Tuesday, January 17, 2012

Part III, Answering the Questions

This was the third comment I wrote on a post in a LGBTQ Mormon group on Facebook. The original post asked some difficult questions, and I finally got around to answering them in this comment.

Please forgive my ignorance of LDS scripture and doctrine. I have been absent from the LDS church for many years, so it’s fuzzy, but I do have to admit that it’s coming back fast. Therefore my answers to your questions are not going to be scriptural or doctrinal, more experiential.

Q. So where are the gaps between the intent to provide a loving and welcoming place in the LDS Church and the actual lived experience of the homosexual members?

A. I think that the big gap between the loving and welcoming church and the actual lived experience of LGBT and SGL members is that other members in the church have a conditional notion of love that is predicated on members behaving correctly. If lesbians, gay men, and SGL persons are actually involved in a loving faithful relationship, it is always thrown back at them as sin. I don’t think LGBT and SGL members will be barred from meetings and the like, but I know in my own experience, and in the experiences of gay friends in the church that a lot of “shunning” was going on. It’s very difficult to remain in a ward if members refuse to talk or sit next to you, or if you are the subject to vicious rumor and gossip.

So although members intend to be loving, the “known” presence of LGBT and SGL members causes a revulsion among the other members because of our unfaithfulness. That is a very difficult gap to overcome.

Furthermore, even if an LGBT or SGL member is NOT unfaithful to his or her baptismal and temple covenants, if it is known in the ward, ostracism is likely to occur among some members. This isn’t to say that those members aren’t good and loving people, it’s just that they (and possibly their priesthood leaders) haven’t conceptualized a non-judgmental love that can transcend real and important differences.
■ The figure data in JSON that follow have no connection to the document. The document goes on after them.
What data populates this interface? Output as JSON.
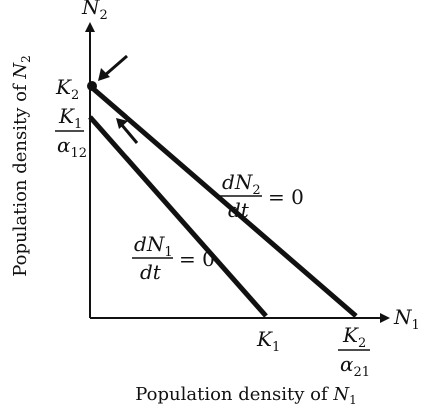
{
  "axes": {
    "y_axis_symbol": "N",
    "y_axis_symbol_sub": "2",
    "x_axis_symbol": "N",
    "x_axis_symbol_sub": "1",
    "y_axis_label_prefix": "Population density of ",
    "y_axis_label_symbol": "N",
    "y_axis_label_sub": "2",
    "x_axis_label_prefix": "Population density of ",
    "x_axis_label_symbol": "N",
    "x_axis_label_sub": "1"
  },
  "labels": {
    "k2_y": {
      "main": "K",
      "sub": "2"
    },
    "k1_over_alpha12": {
      "num_main": "K",
      "num_sub": "1",
      "den_main": "α",
      "den_sub": "12"
    },
    "k1_x": {
      "main": "K",
      "sub": "1"
    },
    "k2_over_alpha21": {
      "num_main": "K",
      "num_sub": "2",
      "den_main": "α",
      "den_sub": "21"
    }
  },
  "isoclines": {
    "n2": {
      "num_d": "d",
      "num_main": "N",
      "num_sub": "2",
      "den": "dt",
      "rhs": "= 0"
    },
    "n1": {
      "num_d": "d",
      "num_main": "N",
      "num_sub": "1",
      "den": "dt",
      "rhs": "= 0"
    }
  },
  "colors": {
    "ink": "#111111",
    "background": "#ffffff"
  },
  "icons": [
    "pointer-arrow-icon",
    "direction-arrow-icon"
  ]
}
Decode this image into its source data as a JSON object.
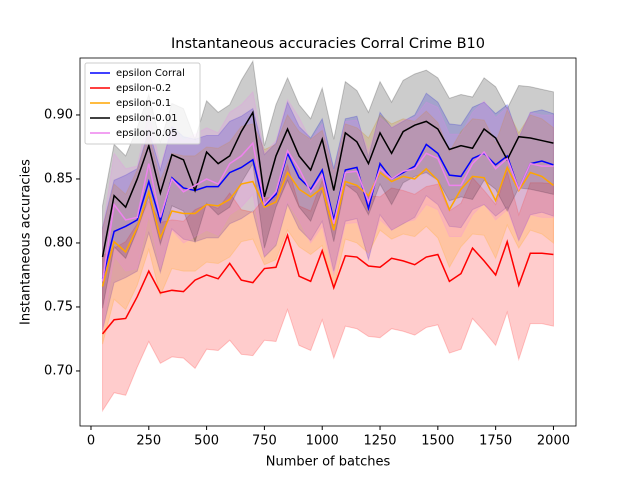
{
  "chart_data": {
    "type": "line",
    "title": "Instantaneous accuracies Corral Crime B10",
    "x_label": "Number of batches",
    "y_label": "Instantaneous accuracies",
    "x": [
      50,
      100,
      150,
      200,
      250,
      300,
      350,
      400,
      450,
      500,
      550,
      600,
      650,
      700,
      750,
      800,
      850,
      900,
      950,
      1000,
      1050,
      1100,
      1150,
      1200,
      1250,
      1300,
      1350,
      1400,
      1450,
      1500,
      1550,
      1600,
      1650,
      1700,
      1750,
      1800,
      1850,
      1900,
      1950,
      2000
    ],
    "xlim": [
      -47.5,
      2097.5
    ],
    "ylim": [
      0.657,
      0.9445
    ],
    "xticks": [
      0,
      250,
      500,
      750,
      1000,
      1250,
      1500,
      1750,
      2000
    ],
    "yticks": [
      {
        "value": 0.7,
        "label": "0.70"
      },
      0.75,
      {
        "value": 0.8,
        "label": "0.80"
      },
      0.85,
      {
        "value": 0.9,
        "label": "0.90"
      }
    ],
    "legend": "upper left",
    "series": [
      {
        "name": "epsilon Corral",
        "color": "#0000ff",
        "values": [
          0.772,
          0.809,
          0.813,
          0.818,
          0.848,
          0.817,
          0.851,
          0.843,
          0.841,
          0.844,
          0.844,
          0.855,
          0.859,
          0.865,
          0.829,
          0.838,
          0.87,
          0.851,
          0.842,
          0.857,
          0.818,
          0.857,
          0.859,
          0.827,
          0.862,
          0.85,
          0.855,
          0.86,
          0.877,
          0.87,
          0.853,
          0.852,
          0.866,
          0.87,
          0.861,
          0.868,
          0.842,
          0.862,
          0.864,
          0.861
        ],
        "lower": [
          0.732,
          0.769,
          0.773,
          0.778,
          0.808,
          0.777,
          0.811,
          0.803,
          0.801,
          0.804,
          0.804,
          0.815,
          0.819,
          0.825,
          0.789,
          0.798,
          0.83,
          0.811,
          0.802,
          0.817,
          0.778,
          0.817,
          0.819,
          0.787,
          0.822,
          0.81,
          0.815,
          0.82,
          0.837,
          0.83,
          0.813,
          0.812,
          0.826,
          0.83,
          0.821,
          0.828,
          0.802,
          0.822,
          0.824,
          0.821
        ],
        "upper": [
          0.812,
          0.849,
          0.853,
          0.858,
          0.888,
          0.857,
          0.891,
          0.883,
          0.881,
          0.884,
          0.884,
          0.895,
          0.899,
          0.905,
          0.869,
          0.878,
          0.91,
          0.891,
          0.882,
          0.897,
          0.858,
          0.897,
          0.899,
          0.867,
          0.902,
          0.89,
          0.895,
          0.9,
          0.917,
          0.91,
          0.893,
          0.892,
          0.906,
          0.91,
          0.901,
          0.908,
          0.882,
          0.902,
          0.904,
          0.901
        ]
      },
      {
        "name": "epsilon-0.2",
        "color": "#ff0000",
        "values": [
          0.729,
          0.74,
          0.741,
          0.758,
          0.778,
          0.761,
          0.763,
          0.762,
          0.771,
          0.775,
          0.772,
          0.784,
          0.771,
          0.769,
          0.78,
          0.781,
          0.806,
          0.774,
          0.77,
          0.794,
          0.765,
          0.79,
          0.789,
          0.782,
          0.781,
          0.788,
          0.786,
          0.783,
          0.789,
          0.791,
          0.77,
          0.776,
          0.796,
          0.786,
          0.775,
          0.801,
          0.767,
          0.792,
          0.792,
          0.791
        ],
        "lower": [
          0.669,
          0.683,
          0.681,
          0.703,
          0.723,
          0.706,
          0.711,
          0.71,
          0.702,
          0.717,
          0.716,
          0.724,
          0.713,
          0.712,
          0.724,
          0.723,
          0.748,
          0.72,
          0.716,
          0.74,
          0.71,
          0.735,
          0.733,
          0.727,
          0.726,
          0.733,
          0.731,
          0.728,
          0.734,
          0.736,
          0.714,
          0.717,
          0.741,
          0.731,
          0.72,
          0.746,
          0.709,
          0.737,
          0.737,
          0.735
        ],
        "upper": [
          0.79,
          0.796,
          0.801,
          0.815,
          0.833,
          0.816,
          0.818,
          0.817,
          0.826,
          0.83,
          0.827,
          0.839,
          0.826,
          0.824,
          0.835,
          0.836,
          0.861,
          0.829,
          0.825,
          0.849,
          0.82,
          0.845,
          0.844,
          0.837,
          0.836,
          0.843,
          0.841,
          0.838,
          0.844,
          0.846,
          0.825,
          0.831,
          0.851,
          0.841,
          0.83,
          0.856,
          0.822,
          0.847,
          0.847,
          0.846
        ]
      },
      {
        "name": "epsilon-0.1",
        "color": "#ffa500",
        "values": [
          0.766,
          0.801,
          0.793,
          0.812,
          0.84,
          0.804,
          0.825,
          0.823,
          0.823,
          0.83,
          0.829,
          0.834,
          0.846,
          0.848,
          0.828,
          0.832,
          0.855,
          0.842,
          0.836,
          0.843,
          0.81,
          0.848,
          0.845,
          0.837,
          0.855,
          0.848,
          0.852,
          0.85,
          0.858,
          0.849,
          0.826,
          0.842,
          0.852,
          0.851,
          0.833,
          0.859,
          0.841,
          0.855,
          0.852,
          0.845
        ],
        "lower": [
          0.721,
          0.756,
          0.748,
          0.767,
          0.795,
          0.759,
          0.78,
          0.778,
          0.778,
          0.785,
          0.784,
          0.789,
          0.801,
          0.803,
          0.783,
          0.787,
          0.81,
          0.797,
          0.791,
          0.798,
          0.765,
          0.803,
          0.8,
          0.792,
          0.81,
          0.803,
          0.807,
          0.805,
          0.813,
          0.804,
          0.781,
          0.797,
          0.807,
          0.806,
          0.788,
          0.814,
          0.796,
          0.81,
          0.807,
          0.8
        ],
        "upper": [
          0.811,
          0.846,
          0.838,
          0.857,
          0.885,
          0.849,
          0.87,
          0.868,
          0.868,
          0.875,
          0.874,
          0.879,
          0.891,
          0.893,
          0.873,
          0.877,
          0.9,
          0.887,
          0.881,
          0.888,
          0.855,
          0.893,
          0.89,
          0.882,
          0.9,
          0.893,
          0.897,
          0.895,
          0.903,
          0.894,
          0.871,
          0.887,
          0.897,
          0.896,
          0.878,
          0.904,
          0.886,
          0.9,
          0.897,
          0.89
        ]
      },
      {
        "name": "epsilon-0.01",
        "color": "#000000",
        "values": [
          0.789,
          0.837,
          0.828,
          0.85,
          0.876,
          0.839,
          0.869,
          0.865,
          0.841,
          0.871,
          0.862,
          0.868,
          0.887,
          0.902,
          0.836,
          0.868,
          0.889,
          0.868,
          0.857,
          0.881,
          0.841,
          0.886,
          0.879,
          0.862,
          0.886,
          0.87,
          0.887,
          0.892,
          0.895,
          0.889,
          0.873,
          0.876,
          0.874,
          0.889,
          0.882,
          0.865,
          0.883,
          0.882,
          0.88,
          0.878
        ],
        "lower": [
          0.749,
          0.797,
          0.788,
          0.81,
          0.836,
          0.799,
          0.829,
          0.825,
          0.801,
          0.831,
          0.822,
          0.828,
          0.847,
          0.862,
          0.796,
          0.828,
          0.849,
          0.828,
          0.817,
          0.841,
          0.801,
          0.846,
          0.839,
          0.822,
          0.846,
          0.83,
          0.847,
          0.852,
          0.855,
          0.849,
          0.833,
          0.836,
          0.834,
          0.849,
          0.842,
          0.825,
          0.843,
          0.842,
          0.84,
          0.838
        ],
        "upper": [
          0.829,
          0.877,
          0.868,
          0.89,
          0.916,
          0.879,
          0.909,
          0.905,
          0.881,
          0.911,
          0.902,
          0.908,
          0.927,
          0.942,
          0.876,
          0.908,
          0.929,
          0.908,
          0.897,
          0.921,
          0.881,
          0.926,
          0.919,
          0.902,
          0.926,
          0.91,
          0.927,
          0.932,
          0.935,
          0.929,
          0.913,
          0.916,
          0.914,
          0.929,
          0.922,
          0.905,
          0.923,
          0.922,
          0.92,
          0.918
        ]
      },
      {
        "name": "epsilon-0.05",
        "color": "#ee82ee",
        "values": [
          0.77,
          0.83,
          0.818,
          0.82,
          0.862,
          0.82,
          0.85,
          0.84,
          0.845,
          0.85,
          0.846,
          0.862,
          0.868,
          0.878,
          0.83,
          0.84,
          0.872,
          0.858,
          0.84,
          0.853,
          0.815,
          0.855,
          0.856,
          0.832,
          0.858,
          0.85,
          0.856,
          0.858,
          0.87,
          0.866,
          0.845,
          0.845,
          0.862,
          0.871,
          0.858,
          0.866,
          0.842,
          0.862,
          0.86,
          0.86
        ],
        "lower": [
          0.73,
          0.79,
          0.778,
          0.78,
          0.822,
          0.78,
          0.81,
          0.8,
          0.805,
          0.81,
          0.806,
          0.822,
          0.828,
          0.838,
          0.79,
          0.8,
          0.832,
          0.818,
          0.8,
          0.813,
          0.775,
          0.815,
          0.816,
          0.792,
          0.818,
          0.81,
          0.816,
          0.818,
          0.83,
          0.826,
          0.805,
          0.805,
          0.822,
          0.831,
          0.818,
          0.826,
          0.802,
          0.822,
          0.82,
          0.82
        ],
        "upper": [
          0.81,
          0.87,
          0.858,
          0.86,
          0.902,
          0.86,
          0.89,
          0.88,
          0.885,
          0.89,
          0.886,
          0.902,
          0.908,
          0.918,
          0.87,
          0.88,
          0.912,
          0.898,
          0.88,
          0.893,
          0.855,
          0.895,
          0.896,
          0.872,
          0.898,
          0.89,
          0.896,
          0.898,
          0.91,
          0.906,
          0.885,
          0.885,
          0.902,
          0.911,
          0.898,
          0.906,
          0.882,
          0.902,
          0.9,
          0.9
        ]
      }
    ]
  }
}
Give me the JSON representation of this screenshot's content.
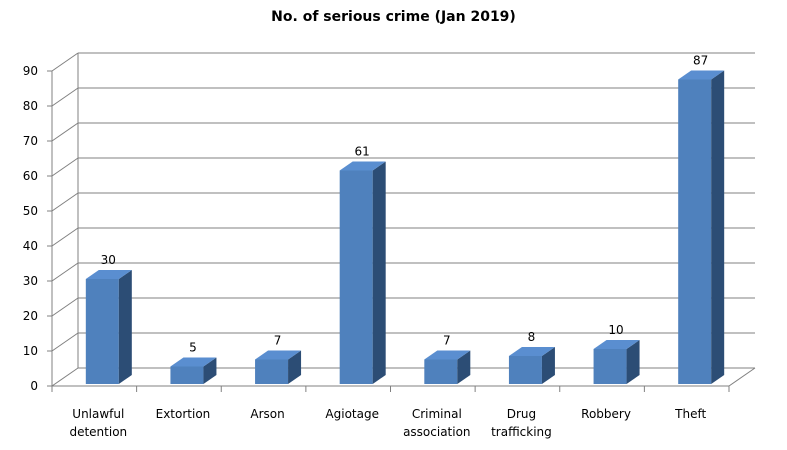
{
  "chart_data": {
    "type": "bar",
    "title": "No. of serious crime (Jan 2019)",
    "categories": [
      [
        "Unlawful",
        "detention"
      ],
      [
        "Extortion"
      ],
      [
        "Arson"
      ],
      [
        "Agiotage"
      ],
      [
        "Criminal",
        "association"
      ],
      [
        "Drug",
        "trafficking"
      ],
      [
        "Robbery"
      ],
      [
        "Theft"
      ]
    ],
    "values": [
      30,
      5,
      7,
      61,
      7,
      8,
      10,
      87
    ],
    "ylim": [
      0,
      90
    ],
    "yticks": [
      0,
      10,
      20,
      30,
      40,
      50,
      60,
      70,
      80,
      90
    ],
    "xlabel": "",
    "ylabel": "",
    "grid": true,
    "legend": "none",
    "style": "3d-column",
    "colors": {
      "bar_front": "#4f81bd",
      "bar_side": "#2c4d75",
      "bar_top": "#5a8ed0",
      "grid": "#808080"
    }
  }
}
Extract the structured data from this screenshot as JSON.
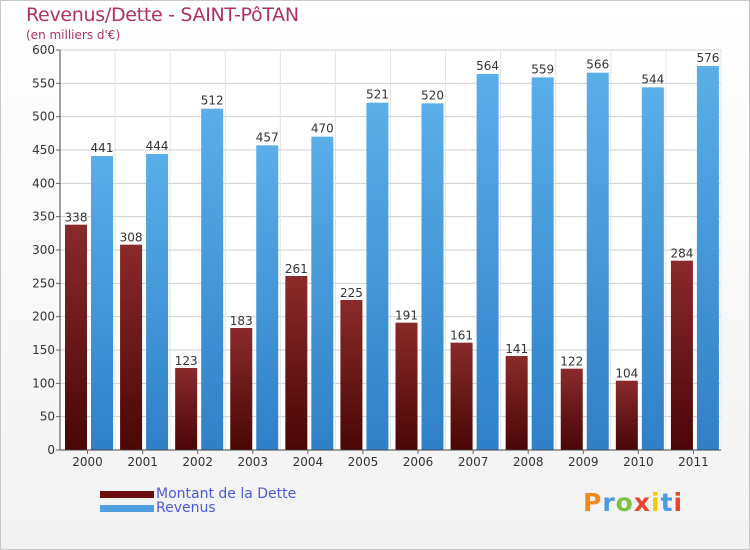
{
  "title": "Revenus/Dette - SAINT-PôTAN",
  "subtitle": "(en milliers d'€)",
  "brand": "Proxiti",
  "colors": {
    "dette": "#6b0d0d",
    "dette_light": "#9a3b3b",
    "revenus": "#4f9fe0",
    "revenus_light": "#6bb6ee",
    "grid": "#cfcfcf",
    "axis_text": "#333333",
    "accent": "#b03060",
    "legend_text": "#4a5ad8"
  },
  "chart_data": {
    "type": "bar",
    "title": "Revenus/Dette - SAINT-PôTAN",
    "ylabel": "(en milliers d'€)",
    "xlabel": "",
    "categories": [
      "2000",
      "2001",
      "2002",
      "2003",
      "2004",
      "2005",
      "2006",
      "2007",
      "2008",
      "2009",
      "2010",
      "2011"
    ],
    "series": [
      {
        "name": "Montant de la Dette",
        "values": [
          338,
          308,
          123,
          183,
          261,
          225,
          191,
          161,
          141,
          122,
          104,
          284
        ]
      },
      {
        "name": "Revenus",
        "values": [
          441,
          444,
          512,
          457,
          470,
          521,
          520,
          564,
          559,
          566,
          544,
          576
        ]
      }
    ],
    "ylim": [
      0,
      600
    ],
    "yticks": [
      0,
      50,
      100,
      150,
      200,
      250,
      300,
      350,
      400,
      450,
      500,
      550,
      600
    ],
    "grid": true,
    "legend": "bottom-left"
  }
}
A word about the actual lived experience of homosexual members: thirty years ago, I did everything I could to be a worthy member of the LDS church, believing that God would answer my prayers to be made whole. I suspect that scenario is still being played out in every ward in the church today. Every Sunday tweaks our personal holiness codes to an exquisitely nuanced degree. Expecting to be perfect, but always being broken is the actual lived experience of homosexual members. Of course, that’s also to some degree the experience of most members of the church, but I don’t think it’s played out as dramatically and tragically as it is for LGBT and SGL members. For some reason the church leadership and church members believe that homosexuality is the very worst sin in the book. And we bear that burden and stigma.

Q. What are the details of the lived experiences that would help inform a more comprehensive and sincere application of this dictum?

A. I think the means to a comprehensive and sincere application of loving and welcoming homosexual members is for LGBT and SGL members talk with the straight members of their wards. If we don’t tell our stories, we are completely invisible, and we will continue to be victims of the church’s unintended oppression. So what details should we talk about?

Church members should know that we are human beings, not homosexuals. We are not labels; we are people who need the love of God’s people.

Church members should know that we are capable of great love for each other and for them. They should know that many of us have respect and love for the church in spite of the sin of inhospitality that the church and its members unintentionally (or not) continue to practice against its LGBT and SGL members.

Church members should know that we have strong life-long relationships, that we have children that we love, that we work hard, that we love our country. In short, we are very much like them, and in fact, are part of their families and their friends.

Church members must finally come to know that no one chooses to be ostracized, stigmatized, and hated by the families and communities in which they grew up. We are part of them, but were thrown out. They need to know how much suffering and grief we bear in our lives for their actions. We did not choose to be scapegoats, but that is what many of them would have us become.

Q. What do straight members not understand about the lives of the gay members and what do the gay members not understand about what it's like for the straight members to negotiate the living of this principle?

A. I’m guessing that straight members do not understand the depth of despair, the burden, the hurt, the weight of sin that LGBT and SGL members often carry with them. I don’t think most straight members ask the question, “if a loving Heavenly Father created me this way, what did I do in the pre-existence to merit this?” And then be told by prophets and priesthood leaders that you have to buck up and fight the good fight during this mortal existence; well that’s often too difficult. When I was dealing with this issue, no one around me in my family or in the church understood the despair and condemnation that I felt.

I think what LGBT and SGL members may not understand of the experience of straight members trying to love and welcome them is that straight members have been taught well to practice a conditional, judgmental love. In the midst of this, LGBT and SGL members have to bear witness about what the true Love of Christ might actually look like in their ward. The ONLY thing that any member of the church needs to do to live this principle is to love one another. As members of the church (with a few limited exceptions) we are NOT called to judge, only to love. We are called to respect one another, to bear each other up, to give succor. I think it’s is long past time for Zion to invite its sons and daughters to gather again.